Last night my wife and I had just finished watching episode 7 of the HBO Max series, "Love Life." Following each episode, there's an interesting discussion of it between Anna Kendrick, who plays the main character with a love life, and three other people involved with putting on the series.
One of them said something like, "As Shaw put it, All men mean well. Sinners, saints, everybody." Hearing those words, I paused Apple TV, got a pen and piece of paper, and wrote down the quote.
As I told my wife, one reason I liked the quote so much was that the day before I'd written a blog post about how the Oregon football team had lost to Stanford in the last two minutes because of a dreadful coaching error and two 15-yard penalties by a couple of defensive players who messed up big-time.
Since Oregon was ranked #3 in the country, those screw-ups made it considerably less likely that the team would end up in the four-team college football playoff for a national championship.
But I suddenly realized something obvious that had escaped me.
The coach calling the offensive plays meant well when he ordered up a pass after Oregon had been running the ball well and taking time off the clock near the end of the game. Yes, that incomplete pass gave Stanford an extra 40 seconds or so that enabled them to score a tying touchdown, and then win in overtime.
Yet when that pass play was called, the coach thought it would help his team win the game. Ditto with the two penalties. The players who roughed up the Stanford quarterback also meant well. They were trying to do their part to stop the Stanford offense, even though it turned out that those 30 penalty yards were a big reason Oregon ended up losing.
The full George Bernard Shaw quotation will be more familiar to many.
Understand: I'm not saying that the actions of Hitler and Ghandi are to be equated because each man felt he was doing the right thing. Obviously people who are causing others to suffer need to be stopped, while people who are causing good things to happen need to be supported.
It just struck me that always viewing our fellow humans as meaning well -- from their own point of view -- takes away a lot of the judgmentalism and holier-than-thou posturing that bugs me when other people do it, so it should bother me just as much when I do it.
Meaning, when we stop calling into question the motives of other people and focus instead on the consequences of their actions, the world becomes a better place.
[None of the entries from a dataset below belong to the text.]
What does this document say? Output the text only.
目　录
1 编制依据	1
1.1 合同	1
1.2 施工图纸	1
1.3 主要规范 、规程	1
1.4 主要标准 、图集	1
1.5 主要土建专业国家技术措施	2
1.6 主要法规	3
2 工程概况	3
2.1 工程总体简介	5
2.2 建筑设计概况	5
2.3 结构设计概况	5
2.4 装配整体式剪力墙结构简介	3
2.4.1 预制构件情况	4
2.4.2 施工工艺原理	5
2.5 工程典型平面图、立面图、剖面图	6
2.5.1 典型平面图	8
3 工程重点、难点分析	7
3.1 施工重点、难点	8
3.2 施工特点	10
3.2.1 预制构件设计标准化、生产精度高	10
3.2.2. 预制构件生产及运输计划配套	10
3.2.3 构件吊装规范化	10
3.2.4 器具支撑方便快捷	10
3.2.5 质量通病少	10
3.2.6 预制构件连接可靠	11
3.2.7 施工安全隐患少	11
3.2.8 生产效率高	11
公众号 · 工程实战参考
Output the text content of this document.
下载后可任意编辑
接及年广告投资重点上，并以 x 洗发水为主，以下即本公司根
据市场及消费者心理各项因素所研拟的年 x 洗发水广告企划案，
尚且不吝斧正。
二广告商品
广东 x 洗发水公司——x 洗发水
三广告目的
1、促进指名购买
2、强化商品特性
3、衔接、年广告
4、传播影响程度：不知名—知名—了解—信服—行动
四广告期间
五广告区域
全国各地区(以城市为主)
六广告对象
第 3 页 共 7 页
For example, I don't like how Senators Manchin and Sinema are standing in the way of President Biden's agenda. Often I think they're selfish, uninformed, and beholden to special interests. All that may be true. However, when I think, "But Manchin and Sinema mean well," my irritation at them becomes less personal and more political.
I stop thinking of them as bad people, and see them as engaged in some bad actions from my point of view -- a big difference. The same even is true of Donald Trump, though it's more difficult for me to think "he means well." Still, Trump does, in his own mind.
Anyway, George Bernard Shaw was on to something when he came up with the quotation that I like so much, though it's true that both "hell" and "heaven" are paved with good intentions. It's just that when an intention ends up creating something positive, we view it as heavenly, while the creation of something negative is viewed as hellish.